Bagikan:

JAKARTA - Calon Wakil Gubernur nomor urut 3 Rano Karno (Doel) mengaku prihatin atas keputusan Dewan Etik Perkumpulan Survei Opini Publik Indonesia (Persepi) yang menjatuhkan sanksi kepada lembaga survei Poltracking Indonesia.

Sanksi ini dijatuhkan buntut adanya hasil survei berbeda antara Poltracking dengan Lembaga Survei Indonesia (LSI). Persepsi tak bisa menilai kesahihan survei Poltracking yang menerbitkan data elektabilitas pasangan cagub-cawagub Jakarta Ridwan Kamil-Suswono unggul di atas 50 persen.

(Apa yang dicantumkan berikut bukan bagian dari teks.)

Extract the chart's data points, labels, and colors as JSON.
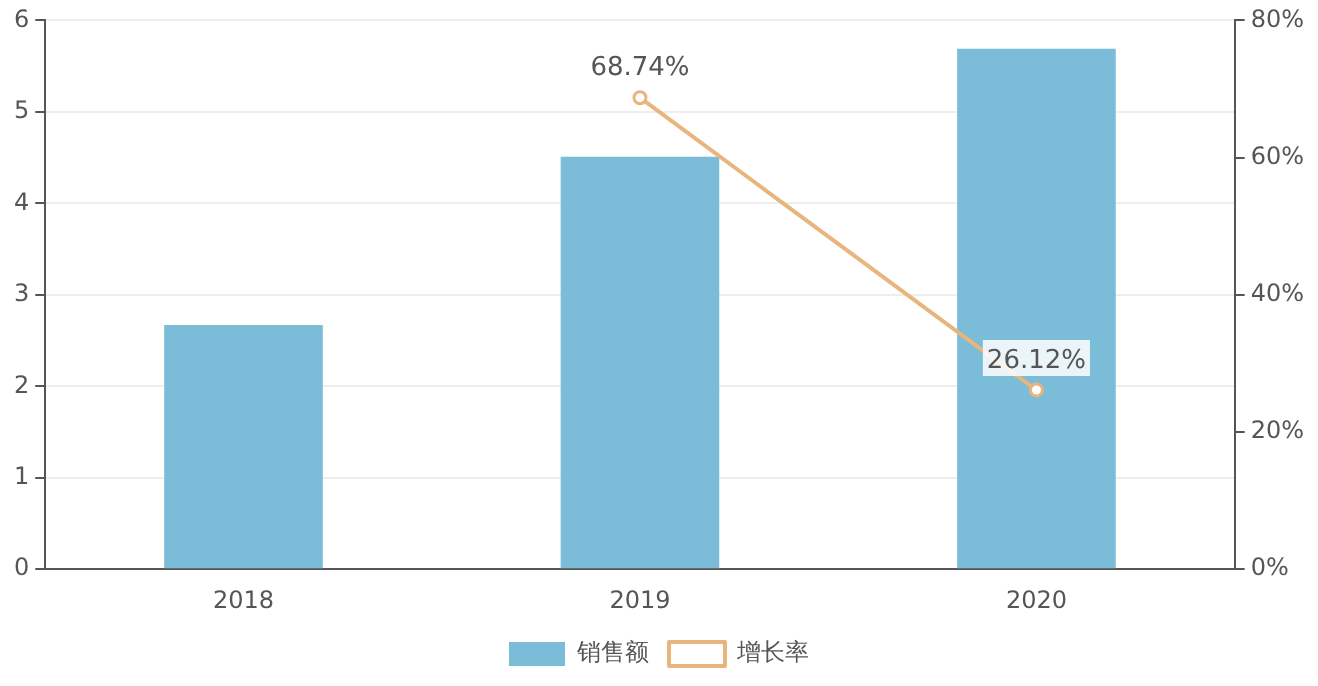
{
  "chart_data": {
    "type": "bar",
    "categories": [
      "2018",
      "2019",
      "2020"
    ],
    "series": [
      {
        "name": "销售额",
        "color": "#7bbcd8",
        "values": [
          2.67,
          4.51,
          5.69
        ]
      },
      {
        "name": "增长率",
        "type": "line",
        "axis": "y2",
        "color": "#e8b57e",
        "values": [
          null,
          68.74,
          26.12
        ],
        "value_labels": [
          null,
          "68.74%",
          "26.12%"
        ]
      }
    ],
    "ylim": [
      0,
      6
    ],
    "yticks": [
      0,
      1,
      2,
      3,
      4,
      5,
      6
    ],
    "y2lim": [
      0,
      80
    ],
    "y2ticks": [
      {
        "value": 0,
        "label": "0%"
      },
      {
        "value": 20,
        "label": "20%"
      },
      {
        "value": 40,
        "label": "40%"
      },
      {
        "value": 60,
        "label": "60%"
      },
      {
        "value": 80,
        "label": "80%"
      }
    ],
    "grid": "y",
    "legend": "bottom",
    "marker": "circle",
    "line_style": "solid"
  }
}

"Keputusannya ada sanksi, mungkin ada keputusan secara enggak langsung secara teknis seperti apa, saya merasa prihatin saja," kata Doel ditemui di Pondok Pinang, Kebayoran Lama, Jakarta Selatan, Selasa, 5 November.

Doel mengaku tak paham bagaimana teknis pengambilan dan analisis data survei Poltracking yang dianggap janggal oleh Persepi. Namun, mantan Gubernur Banten itu memahami bahwa sanksi tersebut merupakan konsekuensi yang harus diterima.

"Saya tidak pandai survei, tapi barangkali itu menjadi suatu konsekuensi. Kalau memang satu lembaga yang saya melihatnya prestisius ya, kok bisa terjadi seperti itu? Saya enggak paham. Artinya saya prihatin aja," ucap Doel.

Sebagai informasi, Dewan Etik Persepi telah memeriksa dua lembaga yang merilis hasil survei mengenai elektabilitas calon Gubernur-Wakil Gubernur Jakarta dengan hasil berbeda pada waktu yang bersamaan.

Dalam survei Lembaga Survei Indonesia (LSI) yang dilakukan pada 10-17 Oktober, tercatat elektabilitas Pramono-Rano tercatat sebesar 41,6 persen, kemudian Ridwan Kamil-Suswono 37,4 persen, dan Dharma Pongrekun-Kun Wardana 6,6 persen.

Sementara itu, survei Poltracking Indonesia yang dilakukan pada 10-16 Oktober memaparkan elektabilitas RK-Suswono berada di angka 51,6 persen, diikuti Pramono-Rano 36,4 persen dan Dharma-Kun 3,9 persen.

Ketua Dewan Etik Persepi Asep Saefuddin menjelaskan, hasil pemeriksaan menyatakan LSI telah melakukan survei sesuai dengan standar operasional prosedur (SOP) survei opini publik.

"Pemeriksaan dan metode implementasinya (survei LSI) dapat dianalisis dengan baik," kata Asep dalam keterangannya, Senin, 4 November.

Sementara itu, Dewan Etik tidak bisa menilai apakah pelaksanaan survei Pilkada Jakarta yang dilakukan Poltracking sesuai dengan SOP survei opini publik. Sebab, tidak ada kepastian data mana yang harus dijadikan dasar penilaian.

Pada pemeriksaannya, Poltracking tak bisa menunjukkan data asli 2.000 sampel yang mereka ambil dari responden. Sehingga, Dewan Etik memutuskan untuk memberi sanksi pada Poltracking.

"Dewan Etik memberikan sanksi kepada Poltracking Indonesia untuk ke depan tidak diperbolehkan mempublikasikan hasil survei tanpa terlebih dahulu mendapatkan persetujuan dan pemeriksaan data oleh Dewan Etik, kecuali bila Poltracking Indonesia tidak lagi menjadi anggota Persepi," jelas Asep.